Counterion Dependent Side-Chain Relaxation Stiffens a Chemically Doped Thienothiophene Copolymer

Artikel i vetenskaplig tidskrift, 2026

The electrical conductivity and elastic modulus of doped conjugated polymers tend to increase in tandem, which complicates the design of soft conductors. This work investigates how different dopant counterions influence the electrical and mechanical properties of a thienothiophene copolymer with triethylene glycol side chains. Sequential doping and proton-coupled electron-transfer were used to prepare samples with a comparable oxidation level neutralized with different counterions. Highly oxidized films featured a comparable electrical conductivity of about 100 S cm-1 irrespective of the counterion size.
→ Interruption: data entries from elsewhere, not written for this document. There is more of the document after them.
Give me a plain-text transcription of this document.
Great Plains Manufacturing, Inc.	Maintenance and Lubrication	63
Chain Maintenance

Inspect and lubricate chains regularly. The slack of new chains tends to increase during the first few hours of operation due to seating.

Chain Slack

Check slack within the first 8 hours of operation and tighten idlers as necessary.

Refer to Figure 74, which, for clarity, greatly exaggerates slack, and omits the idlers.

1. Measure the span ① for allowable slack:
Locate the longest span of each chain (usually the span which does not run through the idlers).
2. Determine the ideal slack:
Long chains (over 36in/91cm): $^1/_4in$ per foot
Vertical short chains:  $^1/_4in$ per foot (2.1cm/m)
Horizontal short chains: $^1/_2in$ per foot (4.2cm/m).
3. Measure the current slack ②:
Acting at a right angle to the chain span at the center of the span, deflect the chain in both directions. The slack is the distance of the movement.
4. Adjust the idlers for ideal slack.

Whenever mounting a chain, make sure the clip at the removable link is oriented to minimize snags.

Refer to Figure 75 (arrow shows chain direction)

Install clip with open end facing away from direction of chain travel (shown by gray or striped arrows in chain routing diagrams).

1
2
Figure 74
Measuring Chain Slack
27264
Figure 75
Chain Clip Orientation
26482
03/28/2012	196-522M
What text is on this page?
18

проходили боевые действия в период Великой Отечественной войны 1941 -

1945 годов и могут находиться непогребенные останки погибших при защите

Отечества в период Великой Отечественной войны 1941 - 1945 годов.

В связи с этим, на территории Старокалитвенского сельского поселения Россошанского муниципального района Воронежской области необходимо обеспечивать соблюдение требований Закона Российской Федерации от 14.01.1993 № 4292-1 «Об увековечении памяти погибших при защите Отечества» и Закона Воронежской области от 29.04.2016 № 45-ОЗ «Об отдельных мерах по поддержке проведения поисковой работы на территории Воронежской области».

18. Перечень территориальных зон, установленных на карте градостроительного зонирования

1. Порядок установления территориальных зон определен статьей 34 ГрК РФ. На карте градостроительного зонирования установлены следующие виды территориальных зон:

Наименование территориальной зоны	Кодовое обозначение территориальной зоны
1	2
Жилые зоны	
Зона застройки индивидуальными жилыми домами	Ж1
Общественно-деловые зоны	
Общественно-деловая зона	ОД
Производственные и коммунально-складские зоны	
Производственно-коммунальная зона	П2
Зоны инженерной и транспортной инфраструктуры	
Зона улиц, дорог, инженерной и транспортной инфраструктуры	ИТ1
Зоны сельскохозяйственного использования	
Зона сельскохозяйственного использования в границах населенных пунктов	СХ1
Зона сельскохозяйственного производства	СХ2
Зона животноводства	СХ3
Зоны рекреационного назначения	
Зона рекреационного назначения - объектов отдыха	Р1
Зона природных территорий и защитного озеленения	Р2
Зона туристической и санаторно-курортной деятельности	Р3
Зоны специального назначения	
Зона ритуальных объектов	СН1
Dynamic mechanical analysis revealed that the choice of counterion strongly impacts the sub-glass transition temperature, which varied from -44 degrees C to -3 degrees C. As a result, the elastic modulus at room temperature ranged from 0.05 GPa to 0.7 GPa for materials with a comparable oxidation level. Evidently, it is possible to decouple the electrical and mechanical properties of doped polymers, which are governed by charge transport along the backbone and side-chain relaxation, respectively. This insight opens up new opportunities for the design of soft conductors and more sustainable bioelectronic and wearable devices whose various soft and rigid components could be created with the same polymer.